On Friday, Alcoa Corp (NYSE:AA) shares skyrocketed nearly 14% after announcing its most recent quarterly results. The company reported solid fiscal Q3 revenue and earnings, beating analyst expectations. Alcoa also announced a share buyback program whilst initiating a quarterly dividend payment.
Alcoa posted fiscal Q3 non-GAAP earnings per share of $2.05, beating the consensus Street estimate of $1.80. In addition, its GAAP EPS of $1.76, outperformed the average for analyst expectations of $1.68, while revenue for the quarter grew by 31.2% Y/Y to $3.11 billion, $190 million ahead of estimates.

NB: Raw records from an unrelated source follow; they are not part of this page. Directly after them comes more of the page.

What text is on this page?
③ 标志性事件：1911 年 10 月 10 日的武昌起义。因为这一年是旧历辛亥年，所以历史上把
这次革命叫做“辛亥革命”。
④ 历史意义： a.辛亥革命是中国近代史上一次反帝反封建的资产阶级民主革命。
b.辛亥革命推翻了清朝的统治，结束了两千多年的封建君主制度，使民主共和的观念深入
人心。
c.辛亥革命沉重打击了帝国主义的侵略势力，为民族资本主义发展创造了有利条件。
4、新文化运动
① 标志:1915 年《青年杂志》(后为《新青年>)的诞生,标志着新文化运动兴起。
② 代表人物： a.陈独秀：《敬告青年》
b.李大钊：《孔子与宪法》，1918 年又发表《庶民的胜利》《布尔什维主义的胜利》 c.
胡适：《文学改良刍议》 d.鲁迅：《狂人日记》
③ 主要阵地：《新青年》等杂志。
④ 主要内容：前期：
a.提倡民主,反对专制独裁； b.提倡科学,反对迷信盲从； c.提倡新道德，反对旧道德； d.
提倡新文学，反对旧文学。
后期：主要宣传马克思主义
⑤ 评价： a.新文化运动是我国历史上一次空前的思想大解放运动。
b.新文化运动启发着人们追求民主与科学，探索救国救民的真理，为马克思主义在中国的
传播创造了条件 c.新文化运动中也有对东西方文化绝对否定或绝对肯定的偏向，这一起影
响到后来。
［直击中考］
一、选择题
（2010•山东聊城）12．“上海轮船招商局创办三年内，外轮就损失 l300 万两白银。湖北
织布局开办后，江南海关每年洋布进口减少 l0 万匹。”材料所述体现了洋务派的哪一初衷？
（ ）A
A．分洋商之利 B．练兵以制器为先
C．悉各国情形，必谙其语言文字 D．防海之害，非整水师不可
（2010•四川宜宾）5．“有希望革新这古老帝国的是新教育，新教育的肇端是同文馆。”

The aluminium producer also announced a share buyback program to return $500 million to shareholders, whilst also initiating a quarterly dividend payment of $0.10 per share.
Alcoa looks undervalued
From a valuation perspective, Alcoa shares still trade at an attractive forward P/E ratio of 9.19 following Friday’s sharp spike. Therefore, value investors could find the stock as an exciting option for their portfolios.
Moreover, with analysts expecting the company’s earnings per share to grow by about 85% this year, the stock could also gain the attention of growth investors.
Therefore, although Alcoa is up more than 137% this year and nearly 350% over the last 12 months, there could be time left to buy ahead of its exciting growth prospects.
Source – TradingView
Technically, Alcoa shares seem to have recently spiked to trade closer to the overbought conditions of the 14-day RSI. The stock found trendline support, bouncing off to surge towards its 2018 highs.
However, with shares yet to retest the trendline resistance, the current rally could continue for the foreseeable future.
Therefore, investors could target extended gains at about $60.68, while $51.08 and $45.51 are crucial support zones.
It may not be too let to buy Alcoa shares
In summary, although Alcoa shares have rallied significantly this year, the stock still trades at an exciting forward P/E ratio of just 9.19.
In addition, with shares yet to retest the trendline resistance, there could be time left to buy the stock amid its exciting earnings growth.